Estar solo puede ser realmente positivo y enriquecedor. De hecho, en realidad es una necesidad. Todas las personas necesitamos tener períodos en la vida en los que gocemos de soledad y soltería. Conocernos a nosotros mismos es muy importante para poder desarrollar una autoestima positiva y también para poder mantener unas relaciones más maduras y saludables.

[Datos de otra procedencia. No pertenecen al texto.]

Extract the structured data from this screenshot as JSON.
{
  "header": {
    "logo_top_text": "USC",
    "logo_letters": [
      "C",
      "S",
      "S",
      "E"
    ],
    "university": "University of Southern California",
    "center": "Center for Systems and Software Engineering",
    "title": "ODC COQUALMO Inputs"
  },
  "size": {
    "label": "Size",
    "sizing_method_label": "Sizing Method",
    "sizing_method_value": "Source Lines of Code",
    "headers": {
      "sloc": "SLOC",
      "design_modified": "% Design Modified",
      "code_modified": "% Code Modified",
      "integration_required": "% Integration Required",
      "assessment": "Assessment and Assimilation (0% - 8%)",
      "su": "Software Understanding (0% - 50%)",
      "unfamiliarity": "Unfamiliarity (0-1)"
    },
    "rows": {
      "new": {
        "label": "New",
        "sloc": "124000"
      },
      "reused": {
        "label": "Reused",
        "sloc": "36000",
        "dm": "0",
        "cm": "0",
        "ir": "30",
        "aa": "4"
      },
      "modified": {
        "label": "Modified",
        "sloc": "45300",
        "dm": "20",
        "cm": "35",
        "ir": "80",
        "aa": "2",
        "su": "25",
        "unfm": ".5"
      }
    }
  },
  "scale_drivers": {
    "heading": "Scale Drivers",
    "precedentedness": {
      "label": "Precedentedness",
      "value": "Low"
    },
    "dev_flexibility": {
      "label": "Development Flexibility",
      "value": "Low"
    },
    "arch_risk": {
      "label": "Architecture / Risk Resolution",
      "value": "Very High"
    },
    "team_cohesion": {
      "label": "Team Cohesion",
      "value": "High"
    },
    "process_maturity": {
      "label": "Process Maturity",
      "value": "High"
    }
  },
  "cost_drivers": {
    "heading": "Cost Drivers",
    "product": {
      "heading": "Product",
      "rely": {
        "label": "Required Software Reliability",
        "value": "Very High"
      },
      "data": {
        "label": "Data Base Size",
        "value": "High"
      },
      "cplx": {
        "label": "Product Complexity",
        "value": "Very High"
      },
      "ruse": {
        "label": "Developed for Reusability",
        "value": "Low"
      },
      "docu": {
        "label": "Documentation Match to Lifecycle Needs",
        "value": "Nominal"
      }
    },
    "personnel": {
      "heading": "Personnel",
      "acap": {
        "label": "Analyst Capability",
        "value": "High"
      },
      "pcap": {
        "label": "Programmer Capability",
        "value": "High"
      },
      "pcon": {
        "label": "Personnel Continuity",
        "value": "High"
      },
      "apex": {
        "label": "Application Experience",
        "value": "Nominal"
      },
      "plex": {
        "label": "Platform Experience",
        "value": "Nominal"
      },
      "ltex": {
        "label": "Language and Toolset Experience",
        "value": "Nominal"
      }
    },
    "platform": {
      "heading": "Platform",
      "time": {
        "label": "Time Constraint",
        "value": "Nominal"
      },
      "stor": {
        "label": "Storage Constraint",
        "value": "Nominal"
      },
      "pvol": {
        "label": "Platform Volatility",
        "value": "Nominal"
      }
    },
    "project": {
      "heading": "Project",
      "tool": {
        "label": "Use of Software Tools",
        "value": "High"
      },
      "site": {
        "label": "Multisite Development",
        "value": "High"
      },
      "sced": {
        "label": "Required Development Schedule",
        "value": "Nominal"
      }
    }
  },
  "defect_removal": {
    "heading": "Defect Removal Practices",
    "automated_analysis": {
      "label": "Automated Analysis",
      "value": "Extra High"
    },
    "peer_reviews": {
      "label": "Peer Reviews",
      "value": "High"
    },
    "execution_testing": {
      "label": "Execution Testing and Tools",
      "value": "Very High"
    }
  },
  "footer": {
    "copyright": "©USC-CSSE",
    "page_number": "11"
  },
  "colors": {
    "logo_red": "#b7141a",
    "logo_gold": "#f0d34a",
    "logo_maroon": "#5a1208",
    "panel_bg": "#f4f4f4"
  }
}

Y esto no debe malinterpretarse. Esto no significa que estando en pareja no podamos conocernos a nosotros mismos. Es sólo que hay ciertas partes de nuestra identidad que sólo podemos descubrir en soledad. De hecho, es importante que aún cuando tengamos pareja contemos con un espacio para vivir en soledad determinadas experiencias.

Sin ese espacio sagrado se produce una dependencia lo cual se traduce en toxicidad y acaba haciéndonos infelices, generándonos carencias y perjudicando a nuestra relación de pareja.

Sin embargo, estar soltero y vivir en soledad no es tampoco del todo saludable. Al menos eso es lo que revela la investigación llevada a cabo por la doctora Juliane Holt-Lunstad, profesora de psicología en la Universidad Brighan Young de Utah.

Se sabía que la soledad puede elevar las posibilidades de sufrir depresión o incluso generar hábitos negativos como el sedentarismo, el mayor consumo de alcohol, tabaco o incluso elevar las posibilidades de que se produzca el contagio de una ETS. Su estudio parte de esta base. ¿Hasta qué punto puede ser perjudicial la soledad para la salud?

Para poder responder a esta pregunta trabajó sobre una muestra de más de 200 casos. El resultado ha sido sorprendente: La soledad es más perjudicial para la salud que la obesidad. Según las conclusiones, la soledad y el aislamiento propios de la soltería pueden tener un peor impacto sobre nuestra salud que el sobrepeso. Frente al 30% de posibilidades de tener una muerte prematura por obesidad, calcula que la soledad eleva al 50% dicho riesgo.

Esto podría ser bastante comprensible en realidad. Cuando tenemos una pareja estable solemos mantener un estilo de vida más dinámico, socializamos más, consumimos menos alcohol y tendemos a sufrir menos episodios de depresión. Además, al vivir con nuestra pareja contamos con su auxilio cuando sufrimos accidentes domésticos.